Seems plausible. I don't know enough about Rust to evaluate the Send, Sync, and Clone proposal, so I'll leave that to you. On the subject of ref-counting or copying keys and &mut self methods, one thing to note is the non-const BoringSSL functions are all key-mutating APIs, to change what key an RSA represents. You almost certainly do not want to expose those at all.

They're a quirk of a problematic OpenSSL API pattern. Rather than making functions like RSA_new_public(n, e) which returns an immutable RSA, it's split into RSA_new() + RSA_set0_key(rsa, n, e, NULL). If you don't expose that split, your keys should be immutable, I think.

joshlf commented 5 years ago

Ah interesting. I think it's still probably worth not exposing Clone since Rust references are just as good here, and Rust's reference-counting facilities (Rc and Arc) allow more flexibility wrt thread safety than BoringSSL's. Plus, it will allow us the flexibility to add mutating methods in the future if we want. But I agree that we probably won't need them.

davidben commented 5 years ago

Seems reasonable.

For completeness, the built-in ref-counting would avoid an extra allocation and layer of indirection. For C++ code, I think we usually encourage folks to use bssl::UniquePtr directly and bssl::UpRef when they want to clone, rather than wrap in a std::shared_ptr. But sticking with more idiomatic Rust patterns also makes sense.
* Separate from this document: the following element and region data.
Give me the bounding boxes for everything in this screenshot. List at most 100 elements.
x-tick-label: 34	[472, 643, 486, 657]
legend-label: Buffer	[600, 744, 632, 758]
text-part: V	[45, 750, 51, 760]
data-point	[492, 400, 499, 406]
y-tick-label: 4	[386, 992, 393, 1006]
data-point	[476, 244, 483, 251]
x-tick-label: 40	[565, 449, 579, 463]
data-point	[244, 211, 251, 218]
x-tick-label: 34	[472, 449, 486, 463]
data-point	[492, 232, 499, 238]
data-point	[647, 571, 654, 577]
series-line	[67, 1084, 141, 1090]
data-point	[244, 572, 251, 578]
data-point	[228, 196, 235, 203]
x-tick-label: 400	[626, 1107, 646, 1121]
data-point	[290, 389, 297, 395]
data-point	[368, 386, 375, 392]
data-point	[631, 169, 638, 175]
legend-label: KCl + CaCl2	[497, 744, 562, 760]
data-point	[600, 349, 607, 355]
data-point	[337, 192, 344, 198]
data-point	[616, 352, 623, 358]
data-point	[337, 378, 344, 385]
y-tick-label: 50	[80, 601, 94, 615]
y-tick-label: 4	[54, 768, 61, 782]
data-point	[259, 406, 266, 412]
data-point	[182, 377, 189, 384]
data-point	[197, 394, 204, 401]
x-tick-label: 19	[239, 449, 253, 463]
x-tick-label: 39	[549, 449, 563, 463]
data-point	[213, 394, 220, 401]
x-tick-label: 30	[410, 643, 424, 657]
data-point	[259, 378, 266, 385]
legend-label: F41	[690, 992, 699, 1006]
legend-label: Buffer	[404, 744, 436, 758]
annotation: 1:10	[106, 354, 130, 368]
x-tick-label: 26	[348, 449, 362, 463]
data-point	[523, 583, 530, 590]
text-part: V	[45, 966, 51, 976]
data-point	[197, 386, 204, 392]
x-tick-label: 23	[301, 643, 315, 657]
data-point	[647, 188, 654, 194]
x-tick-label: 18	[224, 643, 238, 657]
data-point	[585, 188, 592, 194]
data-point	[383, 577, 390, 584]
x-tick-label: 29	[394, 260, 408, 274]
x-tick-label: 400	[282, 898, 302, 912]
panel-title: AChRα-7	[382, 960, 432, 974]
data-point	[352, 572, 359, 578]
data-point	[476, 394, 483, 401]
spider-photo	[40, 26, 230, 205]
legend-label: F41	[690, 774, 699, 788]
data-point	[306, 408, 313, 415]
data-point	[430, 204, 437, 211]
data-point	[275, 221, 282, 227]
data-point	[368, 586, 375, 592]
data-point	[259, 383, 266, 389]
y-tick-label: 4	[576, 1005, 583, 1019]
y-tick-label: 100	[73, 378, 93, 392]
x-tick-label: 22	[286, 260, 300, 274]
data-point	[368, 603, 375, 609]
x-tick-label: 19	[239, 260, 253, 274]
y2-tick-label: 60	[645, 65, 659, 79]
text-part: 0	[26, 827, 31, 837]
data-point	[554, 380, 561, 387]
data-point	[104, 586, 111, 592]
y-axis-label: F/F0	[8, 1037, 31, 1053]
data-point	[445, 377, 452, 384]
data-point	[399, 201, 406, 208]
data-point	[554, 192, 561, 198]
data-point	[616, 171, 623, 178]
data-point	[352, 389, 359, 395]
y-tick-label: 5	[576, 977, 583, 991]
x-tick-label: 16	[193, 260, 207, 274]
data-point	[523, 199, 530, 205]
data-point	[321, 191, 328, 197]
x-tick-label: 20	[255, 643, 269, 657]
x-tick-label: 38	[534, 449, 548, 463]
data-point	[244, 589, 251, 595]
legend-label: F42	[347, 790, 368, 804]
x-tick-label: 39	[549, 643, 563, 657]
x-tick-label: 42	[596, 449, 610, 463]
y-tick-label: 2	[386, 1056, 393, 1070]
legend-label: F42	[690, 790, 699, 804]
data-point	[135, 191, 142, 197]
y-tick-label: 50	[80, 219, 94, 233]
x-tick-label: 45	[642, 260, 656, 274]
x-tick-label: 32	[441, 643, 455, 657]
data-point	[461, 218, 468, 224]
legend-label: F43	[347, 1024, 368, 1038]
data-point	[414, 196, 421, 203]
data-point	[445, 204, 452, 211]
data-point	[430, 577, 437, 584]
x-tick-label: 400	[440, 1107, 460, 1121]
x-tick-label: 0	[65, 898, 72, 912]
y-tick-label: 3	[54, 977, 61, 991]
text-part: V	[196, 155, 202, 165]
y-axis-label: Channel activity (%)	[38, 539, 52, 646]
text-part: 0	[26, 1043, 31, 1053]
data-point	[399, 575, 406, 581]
(bssl::UniquePtr is kind of a misnomer as a result, but it'd be too much of a nuisance to rename at this point.)

joshlf commented 5 years ago

For completeness, the built-in ref-counting would avoid an extra allocation and layer of indirection. For C++ code, I think we usually encourage folks to use bssl::UniquePtr directly and bssl::UpRef when they want to clone, rather than wrap in a std::shared_ptr. But sticking with more idiomatic Rust patterns also makes sense.

That's fair, although given that crypto operations are so expensive (compared to pointer indirection), I don't think it's worth making an un-idiomatic API.